Davidson has begun by mapping neural and chemical activity in the brain in response to “normal” stimulus—what areas do what when a subject sees an erotic photograph or hears a scary noise. “We want to look at the parameters of emotional reactivity,” he says. Once you’ve figured out where in the brain the reaction to a particular kind of image takes place, you can measure how long the brain remains activated, and it turns out that this varies from person to person. Some people, exposed to a gruesome photo, will have a neurochemical rush that dies down fast; others will have the same chemical rush and it will take a long time to come back down. This matter is consistent for any given patient: some of us have snappy brains in this regard and some of us have slow ones. Davidson believes that people with a slow recovery time are much more vulnerable to mental illness than are those with a brisk recovery. Davidson’s group at Wisconsin have shown detectable changes in the speed of recovery in individual brains after six weeks of treatment with antidepressant medication.

These changes seem to be in the prefrontal cortex and they are not symmetrical—when someone is recovering from a depression, speed of activation and deactivation increases on the left side of the prefrontal cortex.
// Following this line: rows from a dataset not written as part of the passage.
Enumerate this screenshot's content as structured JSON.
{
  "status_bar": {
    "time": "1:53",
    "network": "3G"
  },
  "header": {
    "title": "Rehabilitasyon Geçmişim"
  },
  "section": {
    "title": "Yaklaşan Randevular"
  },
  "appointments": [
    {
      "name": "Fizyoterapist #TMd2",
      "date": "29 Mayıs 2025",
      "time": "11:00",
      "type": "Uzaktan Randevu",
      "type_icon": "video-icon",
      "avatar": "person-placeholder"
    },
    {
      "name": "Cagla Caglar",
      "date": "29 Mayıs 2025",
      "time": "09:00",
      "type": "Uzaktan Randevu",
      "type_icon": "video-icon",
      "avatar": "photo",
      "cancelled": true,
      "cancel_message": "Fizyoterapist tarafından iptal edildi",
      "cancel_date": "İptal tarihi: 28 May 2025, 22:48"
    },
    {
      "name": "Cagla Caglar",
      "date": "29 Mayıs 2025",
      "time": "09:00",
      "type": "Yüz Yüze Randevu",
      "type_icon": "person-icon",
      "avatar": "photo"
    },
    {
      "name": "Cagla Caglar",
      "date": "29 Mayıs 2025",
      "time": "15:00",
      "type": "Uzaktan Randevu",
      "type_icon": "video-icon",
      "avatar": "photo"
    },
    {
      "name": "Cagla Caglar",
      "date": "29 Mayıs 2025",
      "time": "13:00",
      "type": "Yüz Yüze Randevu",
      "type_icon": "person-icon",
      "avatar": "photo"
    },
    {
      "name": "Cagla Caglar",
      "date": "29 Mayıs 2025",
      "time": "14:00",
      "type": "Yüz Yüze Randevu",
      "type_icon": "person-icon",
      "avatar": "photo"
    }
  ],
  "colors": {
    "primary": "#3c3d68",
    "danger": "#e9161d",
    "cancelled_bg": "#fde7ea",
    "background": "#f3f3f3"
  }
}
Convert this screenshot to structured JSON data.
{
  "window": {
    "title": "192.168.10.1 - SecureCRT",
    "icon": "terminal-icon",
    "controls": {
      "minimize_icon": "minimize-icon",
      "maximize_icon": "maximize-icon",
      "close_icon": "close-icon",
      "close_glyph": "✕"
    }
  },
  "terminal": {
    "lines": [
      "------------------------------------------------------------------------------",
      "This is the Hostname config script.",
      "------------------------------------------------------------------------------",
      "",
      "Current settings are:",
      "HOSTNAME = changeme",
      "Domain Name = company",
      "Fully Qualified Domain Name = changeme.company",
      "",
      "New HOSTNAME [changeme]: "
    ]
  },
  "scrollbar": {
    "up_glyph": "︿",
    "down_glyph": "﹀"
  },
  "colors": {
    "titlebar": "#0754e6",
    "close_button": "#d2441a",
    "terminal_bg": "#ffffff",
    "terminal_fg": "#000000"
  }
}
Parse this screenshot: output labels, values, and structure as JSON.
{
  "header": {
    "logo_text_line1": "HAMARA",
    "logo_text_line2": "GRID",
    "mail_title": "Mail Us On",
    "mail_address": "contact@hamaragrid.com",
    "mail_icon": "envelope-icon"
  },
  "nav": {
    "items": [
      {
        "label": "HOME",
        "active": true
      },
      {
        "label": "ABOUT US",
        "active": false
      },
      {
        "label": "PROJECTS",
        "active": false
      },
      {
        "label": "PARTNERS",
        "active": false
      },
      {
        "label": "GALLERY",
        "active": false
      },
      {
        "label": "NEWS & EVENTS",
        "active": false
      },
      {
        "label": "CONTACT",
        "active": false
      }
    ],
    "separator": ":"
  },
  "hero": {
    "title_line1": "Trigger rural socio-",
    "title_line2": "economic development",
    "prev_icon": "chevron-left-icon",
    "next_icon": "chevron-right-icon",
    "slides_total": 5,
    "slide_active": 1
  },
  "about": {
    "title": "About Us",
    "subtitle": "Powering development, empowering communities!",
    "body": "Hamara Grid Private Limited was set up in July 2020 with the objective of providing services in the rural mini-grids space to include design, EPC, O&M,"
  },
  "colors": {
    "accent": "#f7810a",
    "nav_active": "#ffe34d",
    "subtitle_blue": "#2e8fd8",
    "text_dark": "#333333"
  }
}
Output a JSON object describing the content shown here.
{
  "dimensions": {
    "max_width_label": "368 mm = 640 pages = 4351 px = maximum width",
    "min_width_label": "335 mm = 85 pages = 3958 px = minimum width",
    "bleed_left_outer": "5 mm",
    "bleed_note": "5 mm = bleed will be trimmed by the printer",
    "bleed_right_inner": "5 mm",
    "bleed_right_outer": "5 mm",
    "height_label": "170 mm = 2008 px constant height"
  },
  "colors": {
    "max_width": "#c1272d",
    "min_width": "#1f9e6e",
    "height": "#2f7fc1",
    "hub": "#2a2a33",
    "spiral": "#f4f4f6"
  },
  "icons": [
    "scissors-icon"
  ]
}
It is known that antidepressants alter levels of neurotransmitters. It is possible that neurotransmitters control blood flow to various areas of the brain. Whatever the mechanisms, Davidson explains, “activation asymmetries”—differences in left-side and right-side activity—“in the prefrontal cortex are related to disposition, mood, and the symptoms of anxiety and depression. People with more right-side activation are more likely to have depression and anxiety.” And Davidson, like Crow, ultimately questions the categorical purity of depression as a condition. “One of the things that distinguishes human behavior from the behavior of other species is that we have a greater capacity to regulate our emotions. We also have the flip side, a greater capacity to disregulate our emotions. I think both mechanisms will prove to be very much associated with activity in the prefrontal cortex.” In other words, our troubles are a consequence of our strengths.

This kind of work, in addition to showing how the genetics of mood disorder may have developed, has enormous practical implications. If researchers can locate the exact area of altered activity in a depressed brain, they can develop the apparatus to stimulate or inhibit that area. Recent work suggests that abnormalities in serotonin metabolism occur in the prefrontal cortex in patients with depression. Asymmetrical stimulation of the brain may result from this; or there may be physical asymmetry—of capillary distribution and hence of blood flow, for example—in some brains.

Certain patterns of brain activity are set up early in life. Others change. We have now found that brain cells can and do reproduce in adult humans. It may be that we are gaining cells in some areas or depleting cells in others when we go through depression. New technologies may ultimately allow us to stimulate growth of or to lesion certain areas of the brain. Some early studies show that rTMS (repeated transcranial magnetic stimulation), which uses tightly focused magnetism to increase activity in a particular location, may, when directed at the left prefrontal cortex, cause amelioration of the symptoms of depression. It may be possible, through external intervention or through measured work oneself, to learn to activate the left brain. Resilience itself can be learned, especially in young people. It may be possible to scan brains and catch deactivated left frontal cortexes early and take preventative measures—“which might include meditation, for example,” Davidson says—to help people avoid falling into the pit of depression in the first place.